The multibillion-dollar industrial park at Point Lisas, more than any other single activity, symbolized the thorough role of government involvement. The park was constructed, in part, with revenues from the so-called Special Funds for Long-Term Development, consisting of over forty different funds. Cost overruns were so prevalent during the construction of the park that no final cost was ever obtained. The park sought to use the country's oil and natural gas reserves for a well-integrated petrochemical industry, alongside heavy industries like steel. Most of the site's plants came on-stream in the early to mid-1980s, including steel, urea, ammonia, cement, and methanol plants and an oil refinery. Although these plants were still young in the 1980s, concerns existed that some of these projects could turn into white elephants. Also considered, but not constructed as of the late 1980s, were an alumina (see Glossary) smelter (Trinidad is a bauxite [see Glossary] transshipment site) and a plant to process liquefied natural gas.

The government's attitudes toward its role in the economy remained unchanged in the 1980s. Despite minor policy differences, both Prime Minister Chambers (1981-86) and subsequently Prime Minister Robinson (1986- ) continued to perceive an extensive role for the state in the country's mixed economy. One significant change enacted by the Chambers government was to reduce the number of bids offered to foreign contractors for large industrial projects.

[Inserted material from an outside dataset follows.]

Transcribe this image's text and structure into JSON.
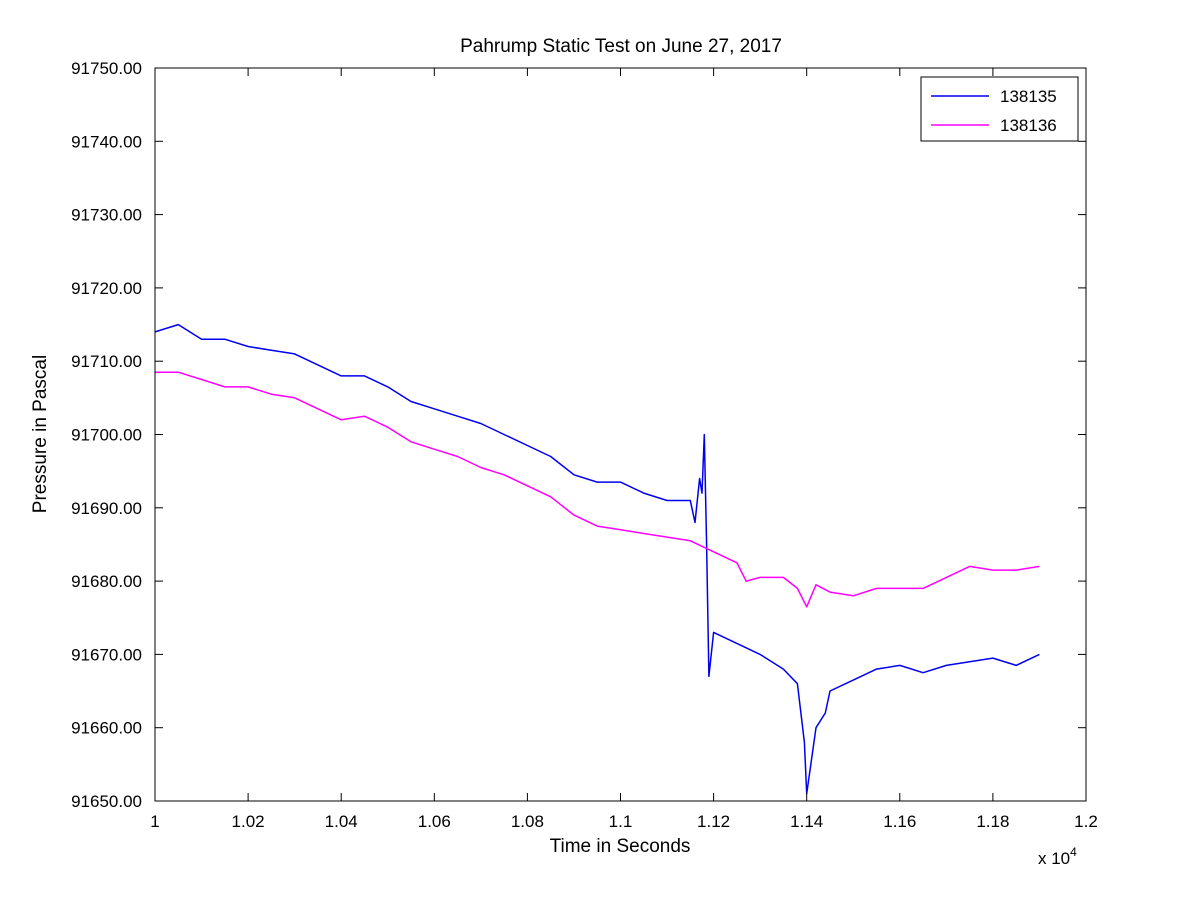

After a Ministry of External Affairs report concluded that these foreign firms had financially exploited the arrangements and hurt local competitors, the process was changed to favor locals.

Chambers, however, confronted much more devastating economic difficulties as a result of the deep recession brought on by the sharp fall in oil prices in 1982. Decreased oil production lowered government revenues, a sizable portion of which were derived from the petroleum industry. Growing fiscal deficits prompted the Chambers government to pursue unpopular domestic policies, such as decreased subsidies, increased utility rates, an increased tax base, and, most important, deep reductions in capital expenditures, thereby eliminating most funds for economic development. To stabilize the country's deteriorating balance of payments position, the government opted for equally unpopular trade policies. These measures included a new import licensing system and a dual exchange rate, both of which drew the ire of other Caricom nations. To help smooth the adjustment period, the Chambers government invited William Demas, a well-known Trinidadian economist and president of the Caribbean Development Bank, to write a broad "Imperatives of Adjustment Plan" to help stabilize the country's accounts and work toward a recovery.

A recovery, however, never materialized under Chambers, and the Robinson government was faced with the same task of reversing the recession, reducing budget deficits, and stabilizing the balance of payments, but with fewer resources. In 1987 the Robinson government proposed few policies that diverged widely from those of Chambers. A major goal of the Robinson government, however, was to improve relations with Caricom trading partners, which had soured because of Trinidad and Tobago's protectionist policies in the early to mid-1980s. The unification of the country's exchange rate in January 1987, followed by the removal of a 12-percent import duty for most Caricom countries in July, did help to revive regional integration. On the budgetary side, Robinson continued to reduce capital expenditures; unlike Chambers, however, he attempted deep cuts in current expenditures, most notably the cost of living allowances of civil servants. That proposal was withdrawn, however, after a storm of protest. Nonetheless, the issue was important in that it symbolized the difficulty the Robinson government might face in seeking economic concessions after a decade of great wealth. In his 1987 budget speech, Robinson warned of the possible divestment of some state-run enterprises, thus earning his government an early reputation as pro-business. In the late 1980s, the NAR government's main economic objectives remained economic recovery and diversification; nonetheless, the new government cautioned that its economic program would require ten years to be completely effective.